4- Sosyal içiciyseniz
“Maalesef düzenli spor yapamıyorum. Malum, yoğun tempo arasında zaman kalmıyor ki”…”Sebzeyi sevmiyor, daha çok kırmızı et ve karbonhidrat içeren besinleri tercih ediyorum”... Yaşam alışkanlıklarımızda yaptığımız pek çok hatayı doktorumuza rahatlıkla söyleyebiliyoruz ama söz konusu “sigara” olduğunda, nedense ağzımızı bıçak açmıyor. Hatta, doktorumuzun “sigara içiyor musunuz?” sorusuna da çoğumuz genellikle içtiğimiz sigara miktarını oldukça azaltarak söylemekten de hiç çekinmiyoruz. Eğer sosyal içici isek, yani eş dost toplantılarında veya yemeklerden sonra nikotin alıyorsak “sigaranın azı zararlı değildir” mantığıyla gönlümüz rahat, “içmiyorum” bile diyebiliyoruz. Ama unutmayın ki ister günde bir paket, isterseniz haftada iki üç adet için hiç fark etmiyor, sigara her koşulda sağlığınızı ciddi boyutlarda tehdit ediyor. Dolayısıyla doktorunuza sosyal içici olduğunuzu söylerseniz, her şeyden önce bronşit veya kalp damar hastalıklarına karşı daha duyarlı olur. Eğer sigara bağımlısı iseniz tekrar hatırlatalım, nikotin başta akciğer olmak üzere pek çok kanser türüne neden olmakla birlikte, kalp krizine de davetiye çıkarıyor.

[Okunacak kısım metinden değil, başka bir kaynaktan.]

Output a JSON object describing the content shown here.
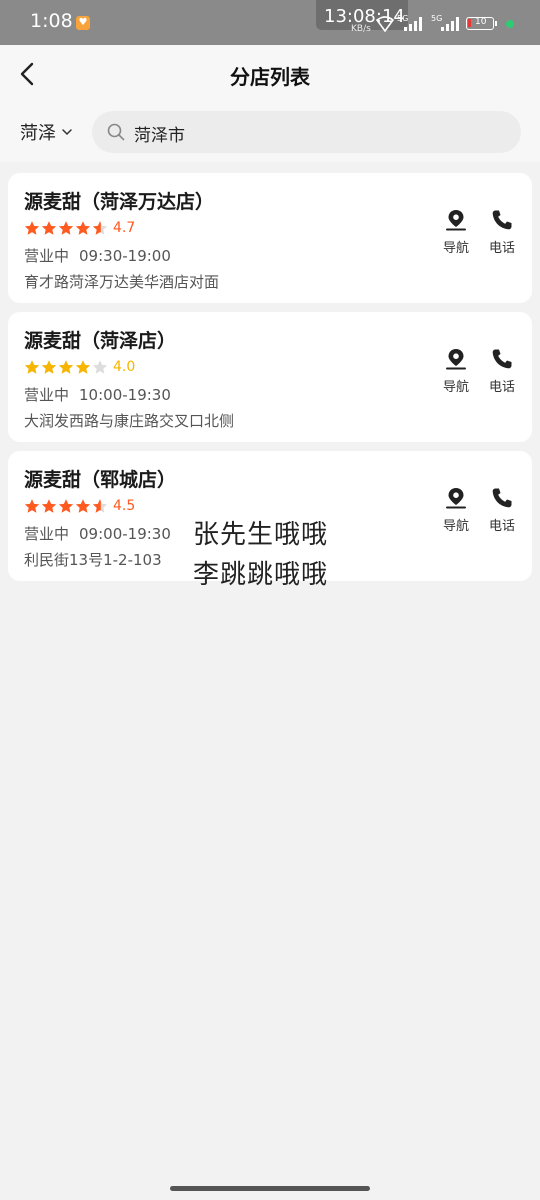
{
  "status_bar": {
    "time": "1:08",
    "clock": "13:08:14",
    "speed_unit": "KB/s",
    "network_1": "5G",
    "network_2": "5G",
    "battery": "10"
  },
  "header": {
    "title": "分店列表",
    "city": "菏泽"
  },
  "search": {
    "value": "菏泽市",
    "placeholder": ""
  },
  "actions": {
    "navigate": "导航",
    "call": "电话"
  },
  "colors": {
    "accent_orange": "#ff5a1f",
    "star_yellow": "#f7b500",
    "star_empty": "#dddddd"
  },
  "stores": [
    {
      "name": "源麦甜（菏泽万达店）",
      "rating": 4.7,
      "rating_text": "4.7",
      "status": "营业中",
      "hours": "09:30-19:00",
      "address": "育才路菏泽万达美华酒店对面"
    },
    {
      "name": "源麦甜（菏泽店）",
      "rating": 4.0,
      "rating_text": "4.0",
      "status": "营业中",
      "hours": "10:00-19:30",
      "address": "大润发西路与康庄路交叉口北侧"
    },
    {
      "name": "源麦甜（郓城店）",
      "rating": 4.5,
      "rating_text": "4.5",
      "status": "营业中",
      "hours": "09:00-19:30",
      "address": "利民街13号1-2-103"
    }
  ],
  "overlay": {
    "line1": "张先生哦哦",
    "line2": "李跳跳哦哦"
  }
}
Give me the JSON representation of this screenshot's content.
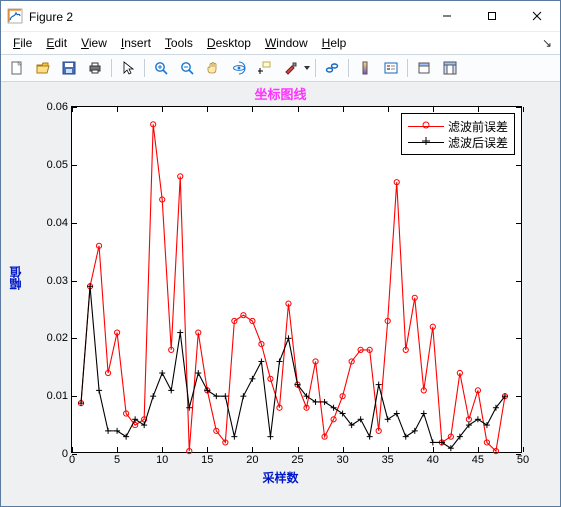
{
  "window": {
    "title": "Figure 2"
  },
  "menu": {
    "file": {
      "u": "F",
      "rest": "ile"
    },
    "edit": {
      "u": "E",
      "rest": "dit"
    },
    "view": {
      "u": "V",
      "rest": "iew"
    },
    "insert": {
      "u": "I",
      "rest": "nsert"
    },
    "tools": {
      "u": "T",
      "rest": "ools"
    },
    "desktop": {
      "u": "D",
      "rest": "esktop"
    },
    "window": {
      "u": "W",
      "rest": "indow"
    },
    "help": {
      "u": "H",
      "rest": "elp"
    }
  },
  "chart_data": {
    "type": "line",
    "title": "坐标图线",
    "xlabel": "采样数",
    "ylabel": "幅值",
    "xlim": [
      0,
      50
    ],
    "ylim": [
      0,
      0.06
    ],
    "xticks": [
      0,
      5,
      10,
      15,
      20,
      25,
      30,
      35,
      40,
      45,
      50
    ],
    "yticks": [
      0,
      0.01,
      0.02,
      0.03,
      0.04,
      0.05,
      0.06
    ],
    "series": [
      {
        "name": "滤波前误差",
        "color": "#ff0000",
        "marker": "o",
        "x": [
          1,
          2,
          3,
          4,
          5,
          6,
          7,
          8,
          9,
          10,
          11,
          12,
          13,
          14,
          15,
          16,
          17,
          18,
          19,
          20,
          21,
          22,
          23,
          24,
          25,
          26,
          27,
          28,
          29,
          30,
          31,
          32,
          33,
          34,
          35,
          36,
          37,
          38,
          39,
          40,
          41,
          42,
          43,
          44,
          45,
          46,
          47,
          48
        ],
        "y": [
          0.0088,
          0.029,
          0.036,
          0.014,
          0.021,
          0.007,
          0.005,
          0.006,
          0.057,
          0.044,
          0.018,
          0.048,
          0.0005,
          0.021,
          0.011,
          0.004,
          0.002,
          0.023,
          0.024,
          0.023,
          0.019,
          0.013,
          0.008,
          0.026,
          0.012,
          0.008,
          0.016,
          0.003,
          0.006,
          0.01,
          0.016,
          0.018,
          0.018,
          0.004,
          0.023,
          0.047,
          0.018,
          0.027,
          0.011,
          0.022,
          0.002,
          0.003,
          0.014,
          0.006,
          0.011,
          0.002,
          0.0005,
          0.01
        ]
      },
      {
        "name": "滤波后误差",
        "color": "#000000",
        "marker": "+",
        "x": [
          1,
          2,
          3,
          4,
          5,
          6,
          7,
          8,
          9,
          10,
          11,
          12,
          13,
          14,
          15,
          16,
          17,
          18,
          19,
          20,
          21,
          22,
          23,
          24,
          25,
          26,
          27,
          28,
          29,
          30,
          31,
          32,
          33,
          34,
          35,
          36,
          37,
          38,
          39,
          40,
          41,
          42,
          43,
          44,
          45,
          46,
          47,
          48
        ],
        "y": [
          0.0088,
          0.029,
          0.011,
          0.004,
          0.004,
          0.003,
          0.006,
          0.005,
          0.01,
          0.014,
          0.011,
          0.021,
          0.008,
          0.014,
          0.011,
          0.01,
          0.01,
          0.003,
          0.01,
          0.013,
          0.016,
          0.003,
          0.016,
          0.02,
          0.012,
          0.01,
          0.009,
          0.009,
          0.008,
          0.007,
          0.005,
          0.006,
          0.003,
          0.012,
          0.006,
          0.007,
          0.003,
          0.004,
          0.007,
          0.002,
          0.002,
          0.001,
          0.003,
          0.005,
          0.006,
          0.005,
          0.008,
          0.01
        ]
      }
    ],
    "legend_pos": "ne"
  }
}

5- En az iki haftadır öksürüyorsanız
Ara sıra yaşanan öksürük nöbetleri özellikle sigara tiryakileri tarafından önemsenmiyor. Hatta çoğumuz bunu masum bir “sigara öksürüğü” olarak nitelendiriyoruz. Ancak öksürük çoğu zaman masum bir nedenden kaynaklanmıyor. İstanbul Üniversitesi Cerrahpaşa Tıp Fakültesi Göğüs Hastalıkları Anabilim Dalı’ndan Prof. Dr. Ahmet Rasim Küçükusta, öksürüğün kronik bronşite işaret edebileceği gibi, akciğer kanserinin de ilk belirtisi olabileceği uyarısında bulunuyor. Bu yüzden, ara sıra da olsa öksürdüğünüzde bunu mutlaka doktorunuza bildirmeyi ihmal etmeyin. Çünkü hastalık ne kadar erken teşhis edilirse, tedavisi de o kadar kolay oluyor. Doktorunuz yaşınızı, sigara içip içmediğinizi ve başka şikayetlerinizin olup olmadığını dikkate alarak, sizden akciğer röntgeni ile solunum fonksiyon testi gibi birtakım testler yaptırmanızı isteyecektir.

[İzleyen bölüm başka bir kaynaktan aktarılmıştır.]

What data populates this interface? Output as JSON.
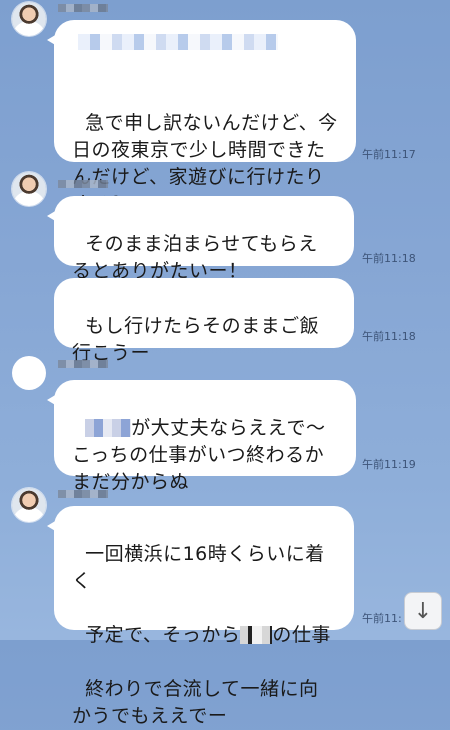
{
  "messages": [
    {
      "text_before": "",
      "text": "急で申し訳ないんだけど、今日の夜東京で少し時間できたんだけど、家遊びに行けたりする？",
      "time": "午前11:17"
    },
    {
      "text": "そのまま泊まらせてもらえるとありがたいー！",
      "time": "午前11:18"
    },
    {
      "text": "もし行けたらそのままご飯行こうー",
      "time": "午前11:18"
    },
    {
      "text_after_redact": "が大丈夫ならええで〜\nこっちの仕事がいつ終わるかまだ分からぬ",
      "time": "午前11:19"
    },
    {
      "text_line1": "一回横浜に16時くらいに着く",
      "text_line2_a": "予定で、そっから",
      "text_line2_b": "の仕事",
      "text_line3": "終わりで合流して一緒に向かうでもええでー",
      "time": "午前11:"
    }
  ],
  "icons": {
    "scroll_down": "arrow-down-icon"
  }
}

6- Eklemleriniz sabahları tutuluyorsa
Eğer aşırı egzersiz veya hatalı bir davranıştan dolayı sabahları el ve ayak eklemlerinizde tutulma sorunu yaşadıysanız, ancak şikayetiniz ortadan kalkmışsa, bunu doktorunuza söylemeye gerek duymamakta haklısınız. Ancak, bir ayı aşkın bir süre geçmesine rağmen özellikle sabahları eklemlerinizdeki tutulma devam ediyorsa ve bu bölgeleri hareket ettirmekte güçlük çekiyorsanız, dikkatli olun, çünkü sorununuzun nedeni “romatoit artrit” olabilir. Hacettepe Üniversitesi Tıp Fakültesi Romatoloji Bilim Dalı’ndan Prof. Dr. İhsan Ertenli, bu tabloya halsizlik ve kilo kaybı gibi yakınmaların eşlik edebildiğine dikkat çekiyor. Eğer eklemlerinizde sorun devam ediyorsa yapmanız gereken şey hemen bir romatoloji uzmanına başvurmak olmalı. Prof. Dr. İhsan Ertenli, günümüzde erken teşhis ve doğru tedavi ile bu hastalığın ilerlemesini durdurmanın mümkün olabildiğini söylüyor.
7- Solaryuma giriyorsanız
Sadece yazın değil, aynı zamanda kışın da bronz kalmak istiyor ve bunun için de solaryumdan yararlanıyorsanız, hemen söyleyelim: Solaryum, güneşin altında zaman geçirmeniz kadar tehlikeli. Bunun nedeni ise solaryumun da tıpkı güneş gibi zararlı ultraviyole ışınları yayması. Doğal olarak siz de cilt kanserine yakalanma riskiyle karşı karşıya kalıyorsunuz. İskandinavya’da yüz binden fazla kadın üzerinde yapılan bir araştırmaya göre; sürekli solaryuma girmek, melanom kanserinin gelişme riskini yüzde 55 oranında artırıyor. Eğer doktorunuz solaryum alışkanlığınız hakkında bilgi edinirse, cildinizde oluşan değişimleri daha sık aralıklarla izlemek isteyebilir, bu yüzden de sizden düzenli aralıklarla kontrole gelmeniz konusunda uyarıda bulunabilir.
8- Bitkisel takviyeler kullanıyorsanız
İstanbul Üniversitesi İstanbul Tıp Fakültesi Farmakoloji ve Klinik Farmakoloji Anabilim Dalı’ndan Doç. Dr. Pınar Yamantürk Çelik, bitkisel ürünler ve mineral takviyeleri kullanıyorsanız, diğer ilaçlarda olduğu gibi, doktorunuzu bu konuda da mutlaka bilgilendirmeniz gerektiğini söylüyor. Çünkü, bitkisel ürünler, tedaviye eklenen başka ilaçlarla olumsuz yönde etkileşebiliyor. Bitkisel ürünün türüne göre; dalgınlık, uyku hali, kan basıncının düşmesi veya artması ile kalp atım düzensizliği gelişebiliyor. Bitkisel takviyeler bir grup ilacın emilimini azaltarak tedavinin etkinliğini de düşürebiliyor.